Cyrille and Kenji have known each other since the early 2000s but didn’t start collaborating until 2019 for Dear So-and-So, a pen pals art show in which artists were encouraged to work in a call-and-response style. 

Their collaboration seems to come easily to them because of their friendship, love of geometry, similar creative processes and, perhaps most importantly, an inherent mutual trust. Both enjoy listening to music while they work and have intensely broad tastes from New York Rap to Japanese honky tonk. 
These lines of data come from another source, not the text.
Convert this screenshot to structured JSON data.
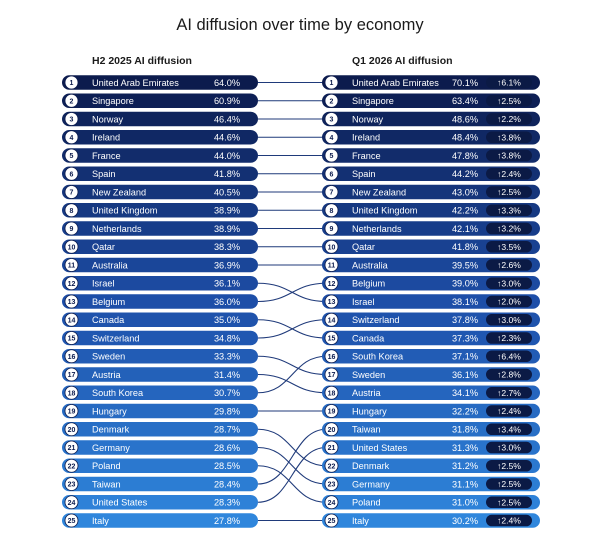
{
  "title": "AI diffusion over time by economy",
  "left_header": "H2 2025 AI diffusion",
  "right_header": "Q1 2026 AI diffusion",
  "colors": {
    "dark_navy": "#0c1b4d",
    "mid_blue": "#1d4ea8",
    "light_blue": "#2f86dc",
    "connector": "#1f3a7a",
    "change_badge": "#0b1a45"
  },
  "chart_data": {
    "type": "table",
    "title": "AI diffusion over time by economy",
    "left": {
      "header": "H2 2025 AI diffusion",
      "rows": [
        {
          "rank": "1",
          "economy": "United Arab Emirates",
          "value": "64.0%"
        },
        {
          "rank": "2",
          "economy": "Singapore",
          "value": "60.9%"
        },
        {
          "rank": "3",
          "economy": "Norway",
          "value": "46.4%"
        },
        {
          "rank": "4",
          "economy": "Ireland",
          "value": "44.6%"
        },
        {
          "rank": "5",
          "economy": "France",
          "value": "44.0%"
        },
        {
          "rank": "6",
          "economy": "Spain",
          "value": "41.8%"
        },
        {
          "rank": "7",
          "economy": "New Zealand",
          "value": "40.5%"
        },
        {
          "rank": "8",
          "economy": "United Kingdom",
          "value": "38.9%"
        },
        {
          "rank": "9",
          "economy": "Netherlands",
          "value": "38.9%"
        },
        {
          "rank": "10",
          "economy": "Qatar",
          "value": "38.3%"
        },
        {
          "rank": "11",
          "economy": "Australia",
          "value": "36.9%"
        },
        {
          "rank": "12",
          "economy": "Israel",
          "value": "36.1%"
        },
        {
          "rank": "13",
          "economy": "Belgium",
          "value": "36.0%"
        },
        {
          "rank": "14",
          "economy": "Canada",
          "value": "35.0%"
        },
        {
          "rank": "15",
          "economy": "Switzerland",
          "value": "34.8%"
        },
        {
          "rank": "16",
          "economy": "Sweden",
          "value": "33.3%"
        },
        {
          "rank": "17",
          "economy": "Austria",
          "value": "31.4%"
        },
        {
          "rank": "18",
          "economy": "South Korea",
          "value": "30.7%"
        },
        {
          "rank": "19",
          "economy": "Hungary",
          "value": "29.8%"
        },
        {
          "rank": "20",
          "economy": "Denmark",
          "value": "28.7%"
        },
        {
          "rank": "21",
          "economy": "Germany",
          "value": "28.6%"
        },
        {
          "rank": "22",
          "economy": "Poland",
          "value": "28.5%"
        },
        {
          "rank": "23",
          "economy": "Taiwan",
          "value": "28.4%"
        },
        {
          "rank": "24",
          "economy": "United States",
          "value": "28.3%"
        },
        {
          "rank": "25",
          "economy": "Italy",
          "value": "27.8%"
        }
      ]
    },
    "right": {
      "header": "Q1 2026 AI diffusion",
      "rows": [
        {
          "rank": "1",
          "economy": "United Arab Emirates",
          "value": "70.1%",
          "change": "↑6.1%"
        },
        {
          "rank": "2",
          "economy": "Singapore",
          "value": "63.4%",
          "change": "↑2.5%"
        },
        {
          "rank": "3",
          "economy": "Norway",
          "value": "48.6%",
          "change": "↑2.2%"
        },
        {
          "rank": "4",
          "economy": "Ireland",
          "value": "48.4%",
          "change": "↑3.8%"
        },
        {
          "rank": "5",
          "economy": "France",
          "value": "47.8%",
          "change": "↑3.8%"
        },
        {
          "rank": "6",
          "economy": "Spain",
          "value": "44.2%",
          "change": "↑2.4%"
        },
        {
          "rank": "7",
          "economy": "New Zealand",
          "value": "43.0%",
          "change": "↑2.5%"
        },
        {
          "rank": "8",
          "economy": "United Kingdom",
          "value": "42.2%",
          "change": "↑3.3%"
        },
        {
          "rank": "9",
          "economy": "Netherlands",
          "value": "42.1%",
          "change": "↑3.2%"
        },
        {
          "rank": "10",
          "economy": "Qatar",
          "value": "41.8%",
          "change": "↑3.5%"
        },
        {
          "rank": "11",
          "economy": "Australia",
          "value": "39.5%",
          "change": "↑2.6%"
        },
        {
          "rank": "12",
          "economy": "Belgium",
          "value": "39.0%",
          "change": "↑3.0%"
        },
        {
          "rank": "13",
          "economy": "Israel",
          "value": "38.1%",
          "change": "↑2.0%"
        },
        {
          "rank": "14",
          "economy": "Switzerland",
          "value": "37.8%",
          "change": "↑3.0%"
        },
        {
          "rank": "15",
          "economy": "Canada",
          "value": "37.3%",
          "change": "↑2.3%"
        },
        {
          "rank": "16",
          "economy": "South Korea",
          "value": "37.1%",
          "change": "↑6.4%"
        },
        {
          "rank": "17",
          "economy": "Sweden",
          "value": "36.1%",
          "change": "↑2.8%"
        },
        {
          "rank": "18",
          "economy": "Austria",
          "value": "34.1%",
          "change": "↑2.7%"
        },
        {
          "rank": "19",
          "economy": "Hungary",
          "value": "32.2%",
          "change": "↑2.4%"
        },
        {
          "rank": "20",
          "economy": "Taiwan",
          "value": "31.8%",
          "change": "↑3.4%"
        },
        {
          "rank": "21",
          "economy": "United States",
          "value": "31.3%",
          "change": "↑3.0%"
        },
        {
          "rank": "22",
          "economy": "Denmark",
          "value": "31.2%",
          "change": "↑2.5%"
        },
        {
          "rank": "23",
          "economy": "Germany",
          "value": "31.1%",
          "change": "↑2.5%"
        },
        {
          "rank": "24",
          "economy": "Poland",
          "value": "31.0%",
          "change": "↑2.5%"
        },
        {
          "rank": "25",
          "economy": "Italy",
          "value": "30.2%",
          "change": "↑2.4%"
        }
      ]
    }
  }
}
By starting without a plan or with only a very loose one, they riff on each other’s ideas similar to a band jamming out or a freestyle rap. For example, Cyrille didn’t start using outlines of circles until working with Kenji on a piece in which he needed to create more negative space for Kenji’s work to come through. Usually pieces only get exchanged once with Kenji beginning and Cyrille finishing a piece but in this mural they worked side by side. There was an instance where Kenji felt as though he had overdone an area of the mural and asked Cyrille to go back in and cover some of it up. This speaks to the trust that the artists have for each other when collaborating.

The name of the show, Folie à Deux, a “madness shared by two,” came from their desire to emphasize their cohesive creative process. Cyrille found the phrase while searching French expressions on the internet and it immediately jumped out at him. They both share a history of naming their works in French. One of Kenji’s previous bodies of work was named Etudes (“studies”) while Cyrille previously named many pieces in French before naming them in Breton. 

Cyrille and Kenji’s repeating symbols of circles, letters, layers and dynamic patterns that are prevalent throughout their work, communicate with, and expand upon each other when placed on the same canvas, or in the same space. In fact, their work is so cohesive that people who are not aware that Folie à Deux is a collaborative show and assume that all the work is made by one artist. 

When moving through the show, take time to look at each piece and think about the colors, shapes, and compositions. In what works do you feel balance or a lack of balance? Does your perception of the shapes change as you move through the space? There are endless ways to interpret abstract art, everyone will see something different and take their own meaning or ideas away. Ask yourself, what is abstraction’s place in art? When was the last time you made something? What would you do if given a blank space?